Although one major lithium-ion battery system integrator, NEC Energy Solutions Inc., recently said it would shut down due to economics, lithium-ion remains the dominant technology in a rapidly expanding market. And despite the urgent need for more storage to help balance power grids that are increasingly reliant on variable wind and solar resources, EOS Energy Enterprises Inc., as the new company would be called, faces an uphill battle, according to analysts and market participants.

"Many companies have promised to out-compete lithium-ion on cost and performance over the last decade, with limited commercial success," Logan Goldie-Scot, head of clean power research at BloombergNEF, said in an email. "Ever cheaper and better lithium-ion batteries remain the preferred technology."

Narrowing opportunity

BloombergNEF expects lithium-ion batteries to stay dominant for years to come, even as demand for longer-duration storage grows. As costs come down, lithium-ion battery suppliers are expanding their current sweet spot of applications requiring 1 to 4 hours of storage discharge to 5 hours and beyond, the market that Eos and other storage aspirants are targeting.

"Cheaper lithium-ion batteries can compete for longer duration contracts, which narrows the market opportunity for companies like Eos," Goldie-Scot said.

In Hawaii, for instance, AES Corp. recently won a contract for an 8-hour system using lithium-ion batteries.

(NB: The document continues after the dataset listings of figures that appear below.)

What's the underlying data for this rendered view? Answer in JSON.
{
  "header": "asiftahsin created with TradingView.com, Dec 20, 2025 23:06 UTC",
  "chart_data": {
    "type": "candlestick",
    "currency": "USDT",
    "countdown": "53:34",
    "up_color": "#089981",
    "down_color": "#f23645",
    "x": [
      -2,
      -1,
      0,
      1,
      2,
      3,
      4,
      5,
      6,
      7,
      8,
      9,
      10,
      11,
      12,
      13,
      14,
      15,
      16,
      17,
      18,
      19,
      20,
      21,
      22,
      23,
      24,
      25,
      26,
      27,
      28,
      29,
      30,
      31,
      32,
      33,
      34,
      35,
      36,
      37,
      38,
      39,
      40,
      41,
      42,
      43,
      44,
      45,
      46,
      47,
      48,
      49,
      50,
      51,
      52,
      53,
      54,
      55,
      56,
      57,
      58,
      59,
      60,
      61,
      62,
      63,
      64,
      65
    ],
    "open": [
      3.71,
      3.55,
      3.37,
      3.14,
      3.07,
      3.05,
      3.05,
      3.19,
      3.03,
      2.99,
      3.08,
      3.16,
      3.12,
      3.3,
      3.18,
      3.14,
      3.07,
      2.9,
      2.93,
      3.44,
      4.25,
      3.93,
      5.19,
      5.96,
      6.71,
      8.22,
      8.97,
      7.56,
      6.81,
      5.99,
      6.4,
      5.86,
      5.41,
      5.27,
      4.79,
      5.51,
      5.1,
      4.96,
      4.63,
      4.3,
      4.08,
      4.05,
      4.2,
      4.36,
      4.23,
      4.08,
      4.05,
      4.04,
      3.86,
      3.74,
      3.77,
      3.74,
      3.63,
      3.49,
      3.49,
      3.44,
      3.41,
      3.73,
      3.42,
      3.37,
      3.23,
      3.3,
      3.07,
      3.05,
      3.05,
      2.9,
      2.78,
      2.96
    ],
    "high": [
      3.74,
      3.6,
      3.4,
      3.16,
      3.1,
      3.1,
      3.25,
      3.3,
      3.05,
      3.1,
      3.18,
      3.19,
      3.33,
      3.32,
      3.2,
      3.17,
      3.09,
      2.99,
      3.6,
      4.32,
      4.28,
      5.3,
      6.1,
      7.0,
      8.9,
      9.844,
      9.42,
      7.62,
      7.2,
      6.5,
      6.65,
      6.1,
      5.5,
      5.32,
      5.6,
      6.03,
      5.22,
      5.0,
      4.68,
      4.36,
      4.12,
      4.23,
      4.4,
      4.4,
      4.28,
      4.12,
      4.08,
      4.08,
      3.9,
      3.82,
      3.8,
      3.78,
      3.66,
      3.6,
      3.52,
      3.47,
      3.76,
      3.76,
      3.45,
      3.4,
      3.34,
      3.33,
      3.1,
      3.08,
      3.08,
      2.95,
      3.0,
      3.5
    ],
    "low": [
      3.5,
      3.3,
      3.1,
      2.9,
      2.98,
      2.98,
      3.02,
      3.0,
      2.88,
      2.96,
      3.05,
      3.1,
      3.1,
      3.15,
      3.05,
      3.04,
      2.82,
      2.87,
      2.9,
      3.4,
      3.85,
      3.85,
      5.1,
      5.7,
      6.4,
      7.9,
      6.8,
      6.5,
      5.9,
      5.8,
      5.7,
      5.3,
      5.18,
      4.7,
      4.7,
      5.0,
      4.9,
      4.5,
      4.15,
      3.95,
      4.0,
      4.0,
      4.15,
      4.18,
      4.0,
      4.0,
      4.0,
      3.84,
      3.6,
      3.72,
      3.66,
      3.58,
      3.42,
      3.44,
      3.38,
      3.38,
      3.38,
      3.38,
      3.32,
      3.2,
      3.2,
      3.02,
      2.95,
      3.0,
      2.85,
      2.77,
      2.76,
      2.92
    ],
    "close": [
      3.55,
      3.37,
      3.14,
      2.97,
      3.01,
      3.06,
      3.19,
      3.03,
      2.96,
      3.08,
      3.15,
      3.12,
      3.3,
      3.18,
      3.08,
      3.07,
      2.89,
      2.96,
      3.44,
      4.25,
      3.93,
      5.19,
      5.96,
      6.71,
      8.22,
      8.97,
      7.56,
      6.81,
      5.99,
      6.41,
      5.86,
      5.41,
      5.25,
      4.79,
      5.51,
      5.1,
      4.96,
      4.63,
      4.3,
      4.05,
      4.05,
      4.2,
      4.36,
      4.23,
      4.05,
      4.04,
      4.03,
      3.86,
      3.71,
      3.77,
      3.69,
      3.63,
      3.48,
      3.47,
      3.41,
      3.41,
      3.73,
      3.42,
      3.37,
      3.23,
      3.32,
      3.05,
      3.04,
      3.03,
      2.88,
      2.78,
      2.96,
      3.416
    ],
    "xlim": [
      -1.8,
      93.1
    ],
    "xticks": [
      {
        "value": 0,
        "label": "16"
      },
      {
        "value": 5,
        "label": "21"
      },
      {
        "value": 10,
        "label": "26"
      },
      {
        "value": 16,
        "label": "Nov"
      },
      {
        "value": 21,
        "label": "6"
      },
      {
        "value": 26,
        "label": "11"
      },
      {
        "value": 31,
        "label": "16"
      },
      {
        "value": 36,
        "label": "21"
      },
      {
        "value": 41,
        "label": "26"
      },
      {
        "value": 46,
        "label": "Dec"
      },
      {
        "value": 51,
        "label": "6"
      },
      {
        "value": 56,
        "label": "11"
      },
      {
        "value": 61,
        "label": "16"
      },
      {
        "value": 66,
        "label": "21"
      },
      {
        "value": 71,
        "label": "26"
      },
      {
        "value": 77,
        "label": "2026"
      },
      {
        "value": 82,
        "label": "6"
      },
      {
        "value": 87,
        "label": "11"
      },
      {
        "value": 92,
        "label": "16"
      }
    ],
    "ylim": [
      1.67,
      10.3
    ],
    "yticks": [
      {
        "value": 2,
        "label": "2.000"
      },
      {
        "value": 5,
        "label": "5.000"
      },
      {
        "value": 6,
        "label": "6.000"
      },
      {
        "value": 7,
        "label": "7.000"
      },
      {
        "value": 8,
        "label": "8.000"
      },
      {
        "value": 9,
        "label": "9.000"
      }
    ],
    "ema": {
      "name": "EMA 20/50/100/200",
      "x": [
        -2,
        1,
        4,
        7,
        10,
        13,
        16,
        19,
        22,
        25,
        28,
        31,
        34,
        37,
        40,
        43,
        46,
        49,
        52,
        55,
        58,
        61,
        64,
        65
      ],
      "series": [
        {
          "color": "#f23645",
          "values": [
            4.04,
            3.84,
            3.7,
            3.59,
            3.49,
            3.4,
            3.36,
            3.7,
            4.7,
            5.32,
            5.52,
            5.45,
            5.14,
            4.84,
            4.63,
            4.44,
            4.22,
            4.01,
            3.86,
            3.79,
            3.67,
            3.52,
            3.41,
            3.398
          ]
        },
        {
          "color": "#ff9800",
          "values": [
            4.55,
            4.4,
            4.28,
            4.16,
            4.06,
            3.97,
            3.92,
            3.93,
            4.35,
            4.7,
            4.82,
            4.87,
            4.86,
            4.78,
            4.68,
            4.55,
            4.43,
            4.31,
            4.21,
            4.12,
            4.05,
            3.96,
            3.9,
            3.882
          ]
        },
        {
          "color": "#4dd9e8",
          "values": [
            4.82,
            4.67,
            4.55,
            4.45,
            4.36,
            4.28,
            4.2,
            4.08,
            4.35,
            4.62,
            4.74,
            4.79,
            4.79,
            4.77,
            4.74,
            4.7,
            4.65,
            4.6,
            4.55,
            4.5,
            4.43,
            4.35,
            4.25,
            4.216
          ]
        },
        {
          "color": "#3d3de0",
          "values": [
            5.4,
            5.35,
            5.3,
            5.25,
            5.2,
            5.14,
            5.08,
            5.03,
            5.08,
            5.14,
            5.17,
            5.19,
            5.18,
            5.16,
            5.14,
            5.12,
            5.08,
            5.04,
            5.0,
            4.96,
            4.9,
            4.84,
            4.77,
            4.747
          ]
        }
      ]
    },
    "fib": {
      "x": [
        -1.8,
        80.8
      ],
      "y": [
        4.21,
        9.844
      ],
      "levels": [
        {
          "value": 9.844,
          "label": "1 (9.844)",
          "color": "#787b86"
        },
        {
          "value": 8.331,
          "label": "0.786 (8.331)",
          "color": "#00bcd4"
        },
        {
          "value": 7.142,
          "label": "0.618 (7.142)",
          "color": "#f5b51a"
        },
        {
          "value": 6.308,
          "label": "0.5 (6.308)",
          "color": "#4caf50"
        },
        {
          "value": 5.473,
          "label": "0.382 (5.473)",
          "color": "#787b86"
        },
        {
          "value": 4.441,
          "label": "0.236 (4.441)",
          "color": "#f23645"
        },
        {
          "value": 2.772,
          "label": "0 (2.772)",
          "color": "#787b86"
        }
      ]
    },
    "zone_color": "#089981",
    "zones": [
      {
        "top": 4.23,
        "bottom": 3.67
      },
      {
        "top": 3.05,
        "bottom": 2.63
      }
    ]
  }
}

As lithium-ion prices fall, piggybacking on a massive manufacturing scaleup for electric vehicles, "you [can] use them for longer and longer durations," John Zahurancik, COO at Fluence Energy LLC, AES' battery system joint venture with Siemens AG, said in a recent interview.

Questions remain

Nevertheless, Eos has made some progress over the past couple of years. It has launched a small manufacturing facility outside of Pittsburgh, Penn., with partner Holtec International Inc., and doubled the power density of its batteries from two years ago, according to Daniel Friberg, senior vice president of engineering at Eos.

"What I am really excited about is that our battery is made in the USA," Friberg said during an Aug. 24 presentation at the U.S. Energy Storage Association's annual conference, held virtually this year.

The company, which plans to complete its merger and debut on the Nasdaq in late October, is preparing for fast growth. Starting from an estimated revenue base of just $2.5 million in 2020, the company expects to grow to roughly $50 million in 2021, nearly $269 million in 2022, $735 million in 2023 and more than $1 billion in 2024. Executives say Eos has a 14.5 GWh pipeline of projects, of which about 1.5 GWh are committed near-term projects, including a recently announced 1 GWh project in Texas. New manufacturing facilities are also in the works. At the moment, though, the company has only seven systems in operation totaling around 2 MWh of capacity.

"Many outstanding questions remain in terms of commercial viability, and only successful projects and a confirmed contract pipeline will demonstrate whether the need for this technology exists," Goldie-Scot said.